Will literature help soften officers’ rough image?
Most of those being tutored haven’t completed high school.
WASHINGTON POST
NEZAHUALCOYOTL, Mexico — In the luminous opening scene of Gabriel Garcia Marquez’s classic novel “One Hundred Years of Solitude,” Aureliano Buendia confronts a memory.
“Many years later, as he faced the firing squad, Col. Aureliano Buendia was to remember that distant afternoon when his father took him to discover ice,” Garcia Marquez wrote.
But here in Nezahualcoyotl, Garcia Marquez’s opening line reads, “Many alfas later, in front of a 44 squad, Col. Aureliano Buendia had a 60 about that distant afternoon when his father 26 him to 62 ice.”
Confused?
The police here aren’t. The Nezahualcoyotl version speaks their language: cop-speak.
Police supervisors here are translating some of the greatest works of the Spanish language using police radio codes.
So Macondo, Garcia Marquez’s mystical Colombian village, is a “22.” And Don Quixote, Miguel de Cervantes’ windmill-tilting hero, is a “skinny 67.”

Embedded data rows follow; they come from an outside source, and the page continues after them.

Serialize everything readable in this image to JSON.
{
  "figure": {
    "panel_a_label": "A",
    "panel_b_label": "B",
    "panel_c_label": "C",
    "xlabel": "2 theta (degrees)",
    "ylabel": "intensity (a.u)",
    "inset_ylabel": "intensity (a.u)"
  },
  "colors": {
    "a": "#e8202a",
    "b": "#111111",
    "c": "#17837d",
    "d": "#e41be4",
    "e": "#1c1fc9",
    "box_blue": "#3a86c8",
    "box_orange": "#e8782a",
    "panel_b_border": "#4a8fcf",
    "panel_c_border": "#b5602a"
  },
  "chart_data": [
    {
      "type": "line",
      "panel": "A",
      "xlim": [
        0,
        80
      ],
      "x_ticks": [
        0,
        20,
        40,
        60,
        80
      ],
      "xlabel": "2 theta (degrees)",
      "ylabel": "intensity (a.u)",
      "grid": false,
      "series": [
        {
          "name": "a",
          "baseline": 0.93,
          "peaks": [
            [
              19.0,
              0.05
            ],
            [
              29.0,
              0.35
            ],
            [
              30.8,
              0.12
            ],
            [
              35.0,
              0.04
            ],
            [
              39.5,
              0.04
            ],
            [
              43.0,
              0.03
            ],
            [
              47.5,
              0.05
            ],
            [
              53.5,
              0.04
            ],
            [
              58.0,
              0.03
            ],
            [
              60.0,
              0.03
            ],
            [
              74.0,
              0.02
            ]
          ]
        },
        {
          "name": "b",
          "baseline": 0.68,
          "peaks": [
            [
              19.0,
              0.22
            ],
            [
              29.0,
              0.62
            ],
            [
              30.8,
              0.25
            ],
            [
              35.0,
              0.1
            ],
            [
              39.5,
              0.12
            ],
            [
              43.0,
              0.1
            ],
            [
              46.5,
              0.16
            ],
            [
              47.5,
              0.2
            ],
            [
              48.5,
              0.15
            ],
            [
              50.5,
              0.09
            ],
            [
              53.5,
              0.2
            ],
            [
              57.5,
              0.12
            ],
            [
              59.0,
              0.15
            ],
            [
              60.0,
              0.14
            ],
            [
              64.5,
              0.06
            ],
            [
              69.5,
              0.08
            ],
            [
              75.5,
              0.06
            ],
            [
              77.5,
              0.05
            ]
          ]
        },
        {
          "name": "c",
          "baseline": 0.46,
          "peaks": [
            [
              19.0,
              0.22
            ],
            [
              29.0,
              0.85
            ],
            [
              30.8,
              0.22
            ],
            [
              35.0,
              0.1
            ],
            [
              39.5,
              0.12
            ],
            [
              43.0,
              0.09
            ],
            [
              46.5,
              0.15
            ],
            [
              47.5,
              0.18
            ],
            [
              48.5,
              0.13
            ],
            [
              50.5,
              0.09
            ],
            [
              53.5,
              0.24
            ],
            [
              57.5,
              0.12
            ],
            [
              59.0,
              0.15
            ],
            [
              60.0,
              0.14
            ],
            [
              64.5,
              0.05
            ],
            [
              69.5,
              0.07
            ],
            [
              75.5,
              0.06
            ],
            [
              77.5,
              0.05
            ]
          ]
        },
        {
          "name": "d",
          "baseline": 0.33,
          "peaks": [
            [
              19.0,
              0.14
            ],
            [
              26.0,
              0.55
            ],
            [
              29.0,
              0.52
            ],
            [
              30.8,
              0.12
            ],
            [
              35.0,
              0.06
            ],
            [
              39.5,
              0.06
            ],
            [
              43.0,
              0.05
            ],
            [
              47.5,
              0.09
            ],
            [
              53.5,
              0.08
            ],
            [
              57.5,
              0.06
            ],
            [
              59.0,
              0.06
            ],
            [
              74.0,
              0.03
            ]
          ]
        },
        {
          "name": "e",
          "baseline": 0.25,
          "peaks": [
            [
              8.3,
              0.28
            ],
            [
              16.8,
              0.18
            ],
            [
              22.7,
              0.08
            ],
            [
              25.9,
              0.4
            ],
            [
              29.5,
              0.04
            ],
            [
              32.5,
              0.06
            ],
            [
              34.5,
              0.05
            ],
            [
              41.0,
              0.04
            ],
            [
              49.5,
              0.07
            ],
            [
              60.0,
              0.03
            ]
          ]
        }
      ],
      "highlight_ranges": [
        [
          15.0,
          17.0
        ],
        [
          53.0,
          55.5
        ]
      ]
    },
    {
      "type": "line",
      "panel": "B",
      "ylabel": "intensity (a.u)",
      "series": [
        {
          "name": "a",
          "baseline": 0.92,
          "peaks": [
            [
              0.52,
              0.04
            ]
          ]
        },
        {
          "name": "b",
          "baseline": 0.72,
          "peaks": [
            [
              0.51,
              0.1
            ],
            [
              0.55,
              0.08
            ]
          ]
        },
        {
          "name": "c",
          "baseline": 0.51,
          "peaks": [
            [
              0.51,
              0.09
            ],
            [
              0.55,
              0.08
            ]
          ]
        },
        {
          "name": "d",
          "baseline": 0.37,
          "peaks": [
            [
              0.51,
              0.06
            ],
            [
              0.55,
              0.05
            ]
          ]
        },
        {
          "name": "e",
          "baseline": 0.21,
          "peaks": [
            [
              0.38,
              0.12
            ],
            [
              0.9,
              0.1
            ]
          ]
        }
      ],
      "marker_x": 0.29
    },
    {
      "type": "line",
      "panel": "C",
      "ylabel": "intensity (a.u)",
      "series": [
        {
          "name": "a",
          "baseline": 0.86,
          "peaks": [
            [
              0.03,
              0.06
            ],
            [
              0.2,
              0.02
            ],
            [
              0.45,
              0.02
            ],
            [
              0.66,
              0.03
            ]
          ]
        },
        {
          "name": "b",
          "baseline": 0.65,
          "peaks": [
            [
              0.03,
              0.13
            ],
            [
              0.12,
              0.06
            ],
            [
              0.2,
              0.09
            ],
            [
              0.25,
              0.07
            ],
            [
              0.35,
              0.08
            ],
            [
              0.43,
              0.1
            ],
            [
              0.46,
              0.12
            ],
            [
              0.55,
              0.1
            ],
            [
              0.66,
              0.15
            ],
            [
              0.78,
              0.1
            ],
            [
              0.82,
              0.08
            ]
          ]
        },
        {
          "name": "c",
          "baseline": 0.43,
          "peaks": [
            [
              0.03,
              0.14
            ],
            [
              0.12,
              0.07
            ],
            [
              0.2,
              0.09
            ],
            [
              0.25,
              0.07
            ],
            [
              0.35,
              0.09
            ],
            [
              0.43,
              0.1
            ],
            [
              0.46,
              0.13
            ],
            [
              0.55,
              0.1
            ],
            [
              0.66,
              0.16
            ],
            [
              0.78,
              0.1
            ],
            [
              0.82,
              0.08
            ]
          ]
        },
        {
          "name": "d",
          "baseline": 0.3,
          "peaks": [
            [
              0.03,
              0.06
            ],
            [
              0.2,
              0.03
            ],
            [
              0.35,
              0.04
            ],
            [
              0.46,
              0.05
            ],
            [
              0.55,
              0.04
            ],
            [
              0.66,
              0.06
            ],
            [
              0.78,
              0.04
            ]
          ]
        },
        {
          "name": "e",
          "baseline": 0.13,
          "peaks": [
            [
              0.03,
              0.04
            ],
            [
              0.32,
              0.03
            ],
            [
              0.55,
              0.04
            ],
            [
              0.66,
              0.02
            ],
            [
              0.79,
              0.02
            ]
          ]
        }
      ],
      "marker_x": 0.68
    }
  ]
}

Nezahualcoyotl’s stab at remaking the Spanish-language literary canon in terms that can be easily understood by poorly educated police officers strikes at a fundamental problem in Mexico.
The country’s educational system is woeful. And the police, most of whom come from poor neighborhoods where the schools are the worst of the worst, reflect it.
In a survey of 15-year-olds in 30 developed nations, Mexico ranked last in reading comprehension, according to a study released last month by the Organization for Economic Cooperation and Development.
Most of the 1,300 police officers, firefighters and rescue workers now being tutored in Nezahualcoyotl have not completed high school, and barely any have gone to college.
Mayor Victor Bautista Lopez says he believes that teaching them to read will improve their communication skills and help them overcome the image of police as uncouth, uneducated brutes.
“Like politicians,” Bautista Lopez said, “they’re almost at the bottom when it comes to prestige.”
Nezahualcoyotl sprawls over 60 square miles east of Mexico City.
With more than 1.1 million residents, it is the country’s seventh-largest city, a poverty-gripped place with a long, sordid history of police corruption scandals.
Outside city hall and the police station, there is a statue of Nezahualcoyotl, the Aztec-era “poet king” who gave the city its name. He holds a writing quill and a scroll.
Police here can’t help but think he would approve of their new literary enthusiasm.